Amsterdam Centraal
Last week I stood in the middle of Amsterdam’s Centraal Station, yelling instructions at a group of 20 Nordic pharmaceutical managers. Then they put on goofy costumes and fanned out into the station, as instructed. Their mission: to get commuters and tourists to engage with them.

An hour later, it was all over.

It’s important to point out that I had been hired to do this; my objective for the hour was to get this group into the mindset where they could influence passers-by.

I’ve actually done this workshop a few times before for this same client, but last week, as I was drinking a cappuccino beforehand, and waiting for them to arrive, I devised a model for how this could work. I broke it down into a three-step process. Here are the steps

  • Awareness
  • Presence
  • Engagement

Whether approaching someone at a hotel bar, presenting to a group of regional sales managers, or stopping a commuter on their way to catch a train, the success or failure of your mission depends on moving yourself along this spectrum. Because only once you’re at Engagement can you make the leap to Influence.

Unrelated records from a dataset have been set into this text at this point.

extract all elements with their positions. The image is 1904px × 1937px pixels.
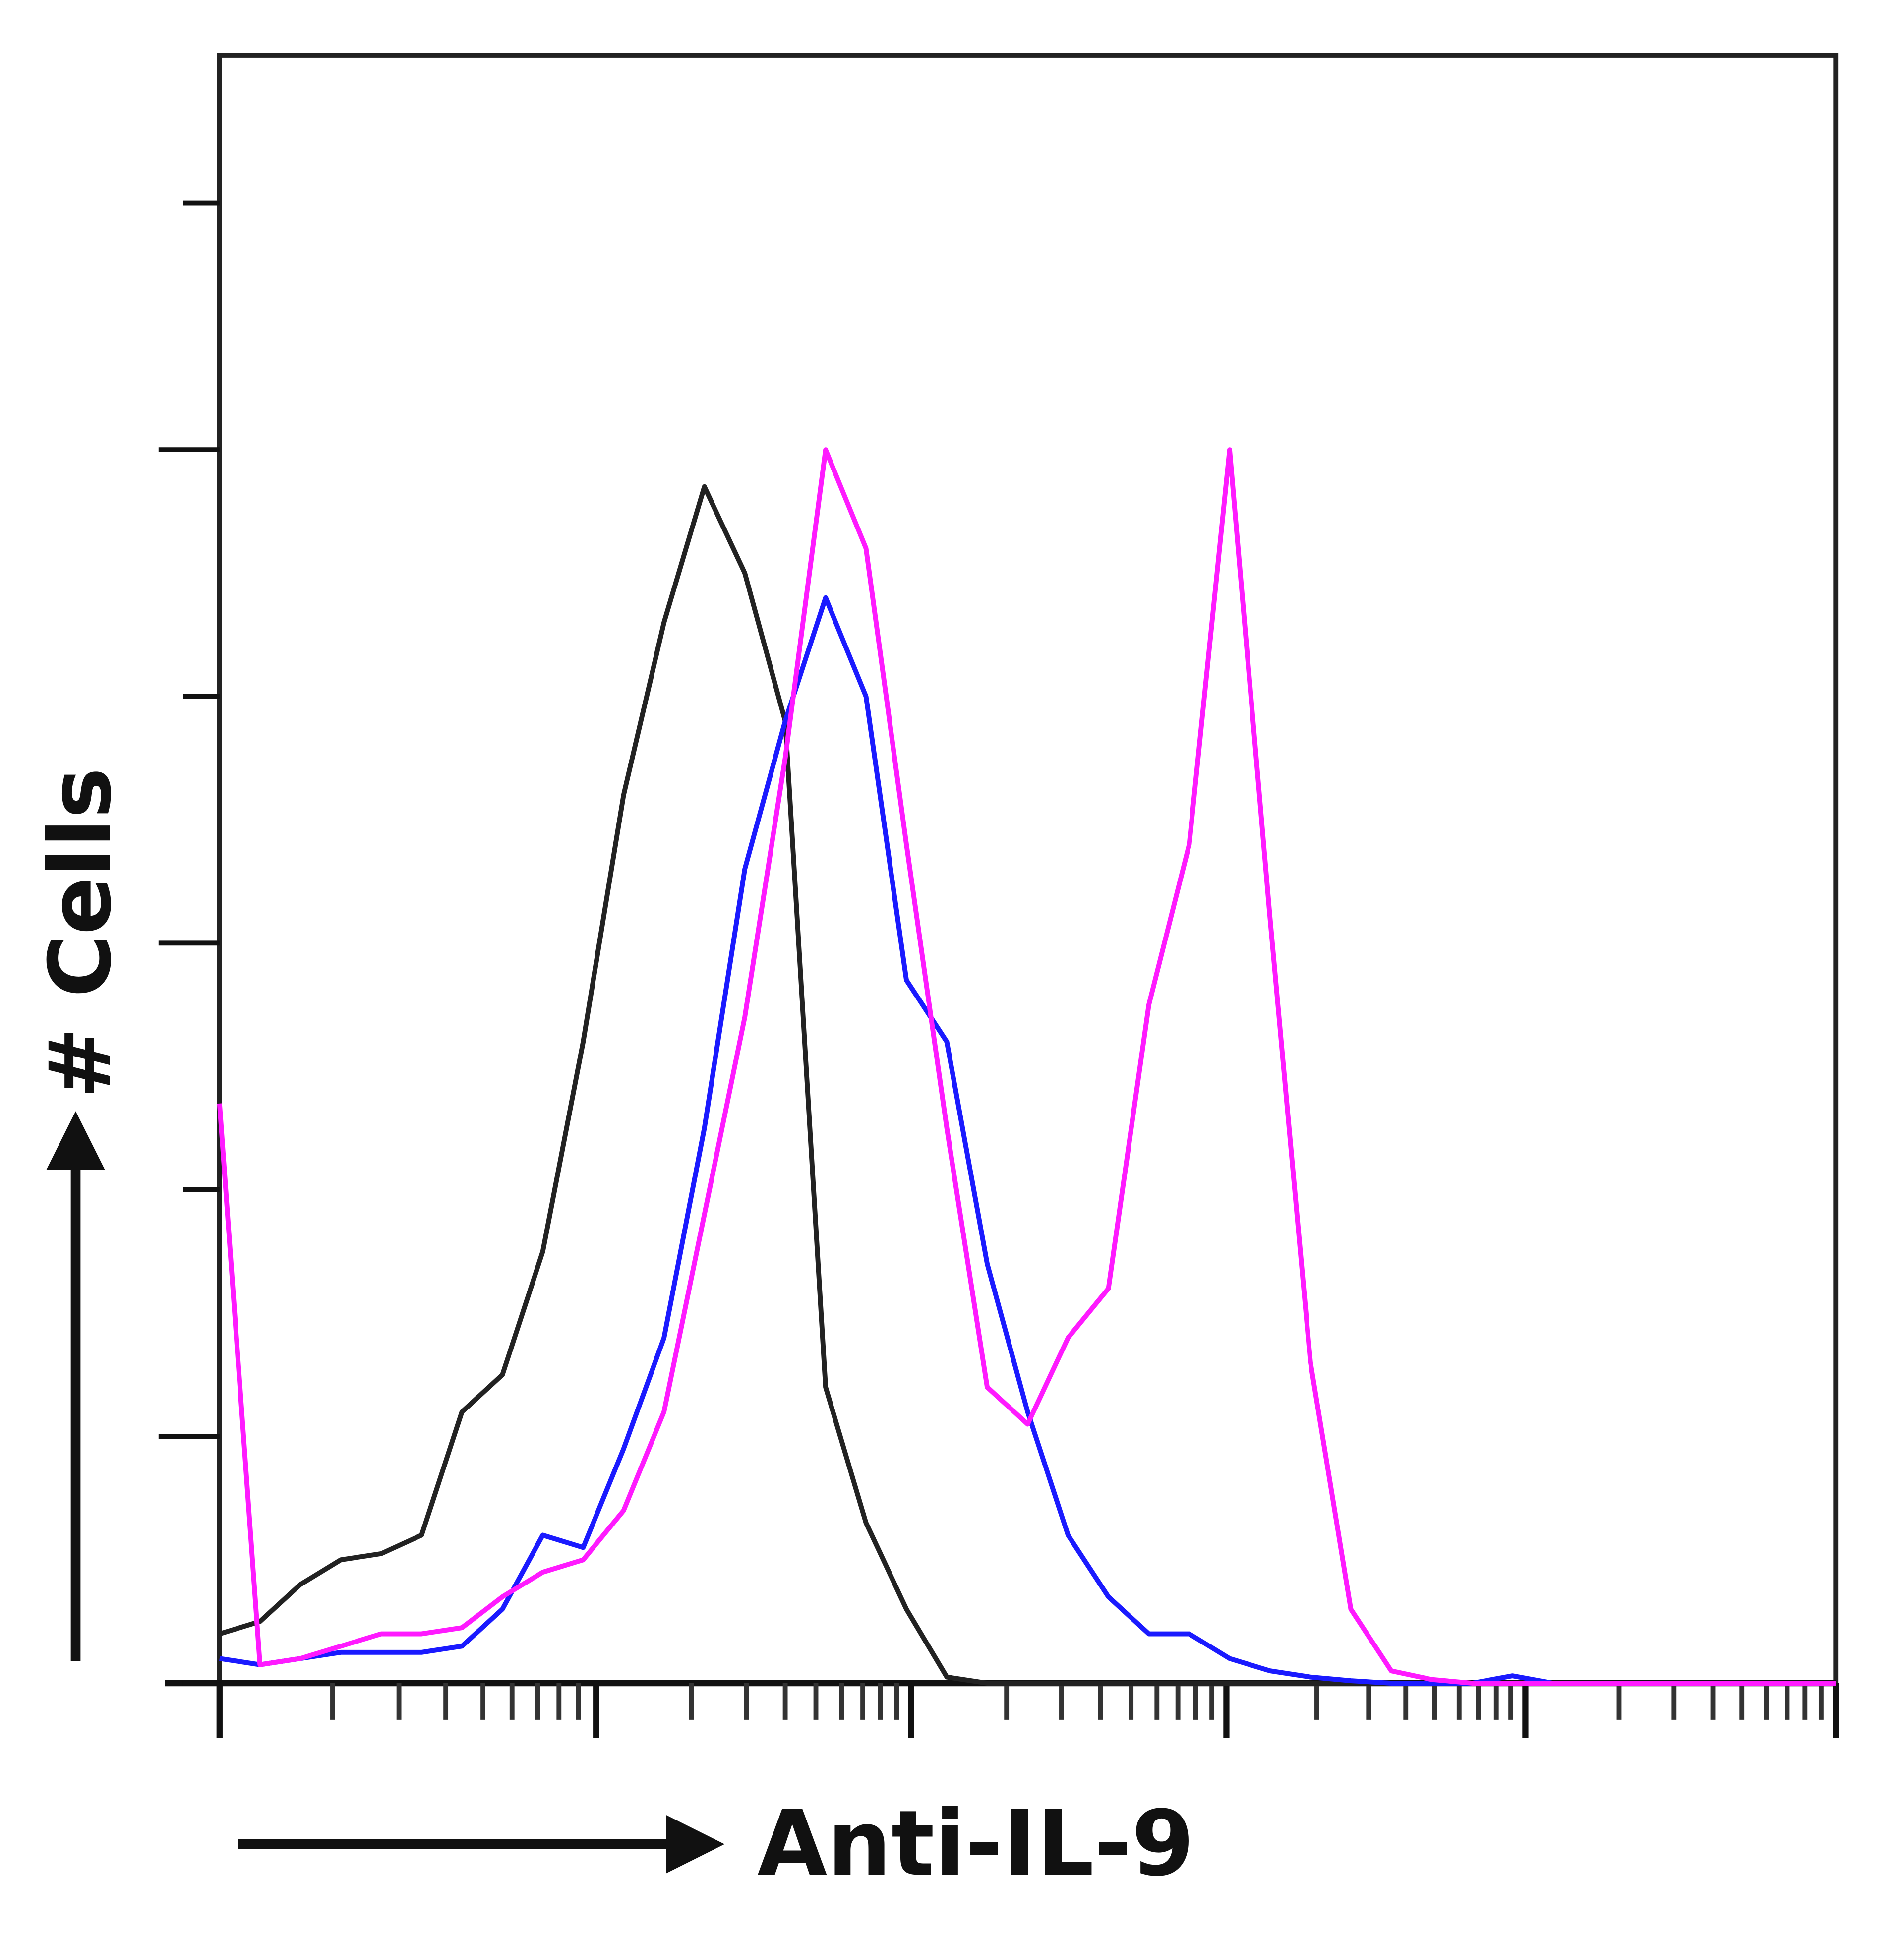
x-axis-label: Anti-IL-9 <box>757 1791 1194 1896</box>
series-line <box>219 484 1836 1686</box>
series-line <box>217 447 1836 1686</box>
plot-frame <box>217 53 1839 1686</box>
series-line <box>219 595 1836 1686</box>
y-axis-label: # Cells <box>30 767 130 1099</box>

Let’s break it down. The first one is simple: AWARENESS

This doesn’t involve doing anything; just look at what’s happening around you. Nothing more. See what’s in front of you. The smells, the sounds, the atmosphere, the decorations on the walls.. any of it. All of it. We spend so much time in a passive state: absorbed in our phones or watching TV. Enjoyable, yes. However, passive consumption is not an ideal state for exerting influence.

The next is PRESENCE.

Noticing isn’t enough. We need to be where we are. This is a heightened state of awareness. Not just noticing what’s happening, but actually taking it in and processing it as well. Note: being present for 15-second chunks doesn’t count. True presence is continuous.

Then there’s ENGAGEMENT.

This is the give-and-take, the listening and responding. Active engagement means adapting your behavior and attitude based on the input you receive. And never stopping. Once you’re doing this, you’re not only ready to influence, you’re actually already exerting influence. That’s how fluid the process is.

Anyone for tennis?

Think of it like a game of tennis. Awareness is seeing the net, the racquets, smelling the rubber, presence is being in your gear, shoes laced up, and bouncing balls on the racquet. Engagement is practicing your serve, and even volleying.

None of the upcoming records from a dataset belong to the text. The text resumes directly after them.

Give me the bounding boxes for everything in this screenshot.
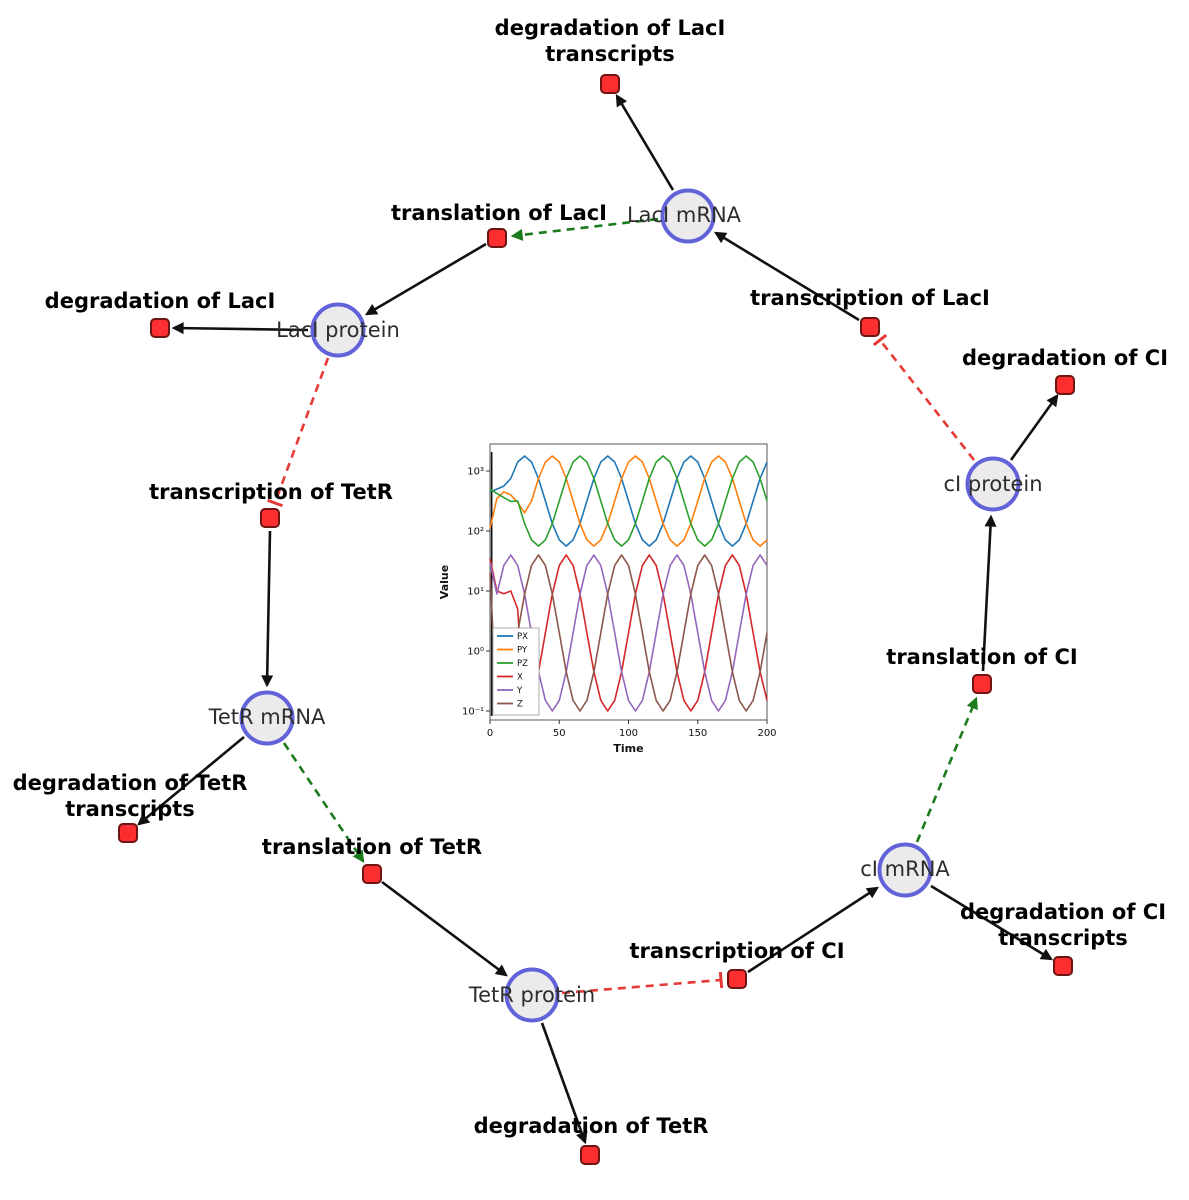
species-label-ci-mrna: cI mRNA (860, 857, 950, 881)
reaction-label-degradation-of-laci: degradation of LacI (44, 288, 276, 313)
reaction-label-translation-of-tetr: translation of TetR (261, 834, 483, 859)
y-axis-label: Value (438, 565, 451, 599)
x-tick-label: 100 (619, 728, 638, 739)
y-tick-label: 10¹ (467, 587, 484, 598)
species-node-tetr-mrna[interactable] (239, 690, 295, 746)
inset-plot: 10⁻¹ 10⁰ 10¹ 10² 10³ 0 50 100 150 200 Time Value PX P… (434, 432, 782, 767)
reaction-node-degradation-of-tetr[interactable] (580, 1145, 600, 1165)
reaction-label-degradation-of-tetr-transcripts: degradation of TetR transcripts (12, 770, 248, 821)
edge-ci-protein-inhibits-transcription-of-laci (872, 333, 976, 461)
species-label-laci-protein: LacI protein (276, 318, 400, 342)
edge-transcription-of-ci-to-ci-mrna (747, 886, 880, 974)
reaction-node-translation-of-laci[interactable] (487, 228, 507, 248)
edge-laci-protein-inhibits-transcription-of-tetr (266, 357, 330, 508)
edge-tetr-mrna-activates-translation-of-tetr (282, 742, 365, 863)
series-PY (489, 455, 768, 547)
species-node-ci-mrna[interactable] (877, 842, 933, 898)
edge-translation-of-laci-to-laci-protein (364, 242, 487, 316)
legend-box (492, 627, 540, 716)
reaction-node-translation-of-ci[interactable] (972, 674, 992, 694)
reaction-node-translation-of-tetr[interactable] (362, 864, 382, 884)
edge-laci-protein-to-degradation-of-laci (171, 322, 309, 335)
species-label-tetr-protein: TetR protein (468, 983, 596, 1007)
reaction-node-degradation-of-ci-transcripts[interactable] (1053, 956, 1073, 976)
x-axis-label: Time (613, 742, 643, 755)
reaction-label-degradation-of-ci: degradation of CI (961, 345, 1169, 370)
legend-label: PX (517, 632, 528, 642)
edge-ci-mrna-activates-translation-of-ci (915, 696, 978, 843)
series-Z (489, 554, 768, 712)
x-tick-label: 200 (757, 728, 776, 739)
species-label-tetr-mrna: TetR mRNA (208, 705, 326, 729)
reaction-node-transcription-of-laci[interactable] (860, 317, 880, 337)
legend-label: Z (517, 700, 523, 710)
edge-tetr-protein-inhibits-transcription-of-ci (561, 971, 724, 995)
series-PZ (489, 455, 768, 547)
edge-laci-mrna-to-degradation-of-laci-transcripts (615, 93, 675, 191)
legend-label: X (517, 673, 523, 683)
species-node-laci-protein[interactable] (310, 302, 366, 358)
edge-tetr-mrna-to-degradation-of-tetr-transcripts (137, 735, 245, 826)
reaction-node-degradation-of-laci-transcripts[interactable] (600, 74, 620, 94)
reaction-label-degradation-of-laci-transcripts: degradation of LacI transcripts (494, 15, 726, 66)
edge-translation-of-tetr-to-tetr-protein (381, 880, 508, 977)
reaction-label-degradation-of-ci-transcripts: degradation of CI transcripts (959, 899, 1167, 950)
reaction-label-transcription-of-laci: transcription of LacI (750, 285, 990, 310)
reaction-node-degradation-of-tetr-transcripts[interactable] (118, 823, 138, 843)
x-tick-label: 50 (553, 728, 566, 739)
edge-laci-mrna-activates-translation-of-laci (510, 217, 659, 241)
reaction-node-degradation-of-ci[interactable] (1055, 375, 1075, 395)
edge-transcription-of-tetr-to-tetr-mrna (261, 530, 274, 688)
reaction-label-transcription-of-tetr: transcription of TetR (149, 479, 393, 504)
edge-ci-mrna-to-degradation-of-ci-transcripts (930, 884, 1054, 961)
reaction-label-translation-of-laci: translation of LacI (391, 200, 607, 225)
y-tick-label: 10² (467, 527, 484, 538)
species-label-ci-protein: cI protein (943, 472, 1043, 496)
reaction-node-transcription-of-tetr[interactable] (260, 508, 280, 528)
species-label-laci-mrna: LacI mRNA (626, 203, 742, 227)
edge-transcription-of-laci-to-laci-mrna (713, 231, 860, 322)
reaction-label-transcription-of-ci: transcription of CI (629, 938, 845, 963)
species-node-ci-protein[interactable] (965, 456, 1021, 512)
series-PX (489, 455, 768, 547)
reaction-node-transcription-of-ci[interactable] (727, 969, 747, 989)
y-tick-label: 10⁻¹ (462, 707, 484, 718)
reaction-label-degradation-of-tetr: degradation of TetR (473, 1113, 709, 1138)
species-node-laci-mrna[interactable] (660, 188, 716, 244)
y-tick-label: 10³ (467, 467, 484, 478)
legend-label: PZ (517, 659, 528, 669)
y-tick-label: 10⁰ (467, 647, 484, 658)
x-tick-label: 150 (688, 728, 707, 739)
x-tick-label: 0 (487, 728, 493, 739)
edge-ci-protein-to-degradation-of-ci (1009, 394, 1059, 461)
reaction-node-degradation-of-laci[interactable] (150, 318, 170, 338)
edge-tetr-protein-to-degradation-of-tetr (540, 1022, 588, 1145)
edge-translation-of-ci-to-ci-protein (981, 514, 997, 672)
species-node-tetr-protein[interactable] (504, 967, 560, 1023)
reaction-label-translation-of-ci: translation of CI (886, 644, 1078, 669)
legend-label: PY (517, 646, 528, 656)
legend-label: Y (516, 686, 523, 696)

Influence is the point where you start being able to determine the game, serving aces, making your opponent run around the court, and earning points.

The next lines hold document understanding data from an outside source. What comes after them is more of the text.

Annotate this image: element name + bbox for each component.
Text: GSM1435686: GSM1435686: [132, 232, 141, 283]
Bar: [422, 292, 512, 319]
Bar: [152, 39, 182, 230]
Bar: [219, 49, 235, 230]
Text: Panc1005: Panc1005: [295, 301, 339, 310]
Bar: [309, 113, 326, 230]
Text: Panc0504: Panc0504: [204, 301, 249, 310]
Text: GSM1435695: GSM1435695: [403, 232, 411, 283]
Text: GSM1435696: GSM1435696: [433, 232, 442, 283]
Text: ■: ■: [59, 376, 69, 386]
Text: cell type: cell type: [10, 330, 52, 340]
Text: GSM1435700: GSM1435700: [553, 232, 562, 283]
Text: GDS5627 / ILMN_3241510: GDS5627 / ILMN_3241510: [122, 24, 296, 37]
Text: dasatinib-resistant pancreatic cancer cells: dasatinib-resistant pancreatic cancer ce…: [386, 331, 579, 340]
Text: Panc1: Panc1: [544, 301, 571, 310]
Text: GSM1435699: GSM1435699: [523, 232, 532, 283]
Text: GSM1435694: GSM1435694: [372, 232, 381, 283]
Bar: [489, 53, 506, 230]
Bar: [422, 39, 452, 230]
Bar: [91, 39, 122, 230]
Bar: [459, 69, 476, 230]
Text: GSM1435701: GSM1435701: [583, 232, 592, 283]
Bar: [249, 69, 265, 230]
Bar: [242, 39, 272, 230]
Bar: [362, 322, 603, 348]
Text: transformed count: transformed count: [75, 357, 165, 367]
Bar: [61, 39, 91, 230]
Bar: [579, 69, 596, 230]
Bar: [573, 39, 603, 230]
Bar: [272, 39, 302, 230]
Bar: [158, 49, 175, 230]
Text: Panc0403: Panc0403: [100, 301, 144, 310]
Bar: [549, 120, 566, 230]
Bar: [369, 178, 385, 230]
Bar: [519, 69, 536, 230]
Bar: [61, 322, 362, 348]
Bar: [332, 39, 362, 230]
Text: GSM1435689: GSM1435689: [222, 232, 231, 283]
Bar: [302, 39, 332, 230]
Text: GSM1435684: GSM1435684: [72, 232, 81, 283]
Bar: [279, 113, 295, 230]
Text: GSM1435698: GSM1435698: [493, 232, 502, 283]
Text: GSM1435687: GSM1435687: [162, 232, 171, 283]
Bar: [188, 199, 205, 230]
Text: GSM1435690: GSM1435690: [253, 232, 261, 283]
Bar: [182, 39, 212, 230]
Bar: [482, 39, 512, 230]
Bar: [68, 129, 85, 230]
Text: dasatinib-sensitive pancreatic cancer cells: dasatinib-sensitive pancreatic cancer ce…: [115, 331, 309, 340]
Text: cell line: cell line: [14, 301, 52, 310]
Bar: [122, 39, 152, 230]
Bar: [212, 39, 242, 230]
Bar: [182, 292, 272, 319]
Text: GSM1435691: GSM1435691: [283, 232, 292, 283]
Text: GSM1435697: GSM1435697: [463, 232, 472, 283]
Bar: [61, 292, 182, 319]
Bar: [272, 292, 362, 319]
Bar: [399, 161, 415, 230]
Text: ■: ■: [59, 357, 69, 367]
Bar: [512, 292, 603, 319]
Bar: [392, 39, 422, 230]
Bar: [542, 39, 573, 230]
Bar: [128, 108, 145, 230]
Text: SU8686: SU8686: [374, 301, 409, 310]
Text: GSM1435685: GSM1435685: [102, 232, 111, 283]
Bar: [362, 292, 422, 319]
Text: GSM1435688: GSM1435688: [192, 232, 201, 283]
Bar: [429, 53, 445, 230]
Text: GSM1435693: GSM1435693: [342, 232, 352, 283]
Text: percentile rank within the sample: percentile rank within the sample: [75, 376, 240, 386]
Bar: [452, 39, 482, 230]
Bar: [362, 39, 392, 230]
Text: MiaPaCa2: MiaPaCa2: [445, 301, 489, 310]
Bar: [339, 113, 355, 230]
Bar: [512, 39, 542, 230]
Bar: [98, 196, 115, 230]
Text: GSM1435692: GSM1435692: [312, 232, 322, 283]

But the beautiful thing about learning to influence in real life is is that it isn’t or it very rarely is, a competition. But back to Centraal Station: it was actually a competition between these small teams. But that was hardly the point. the point was that they needed to go into a public space and encourage people to interact, and once they’d expanded their bubbles to include their surroundings, and then enage with those surroundings and the people who inhabit that broader sphere, they were able to do it.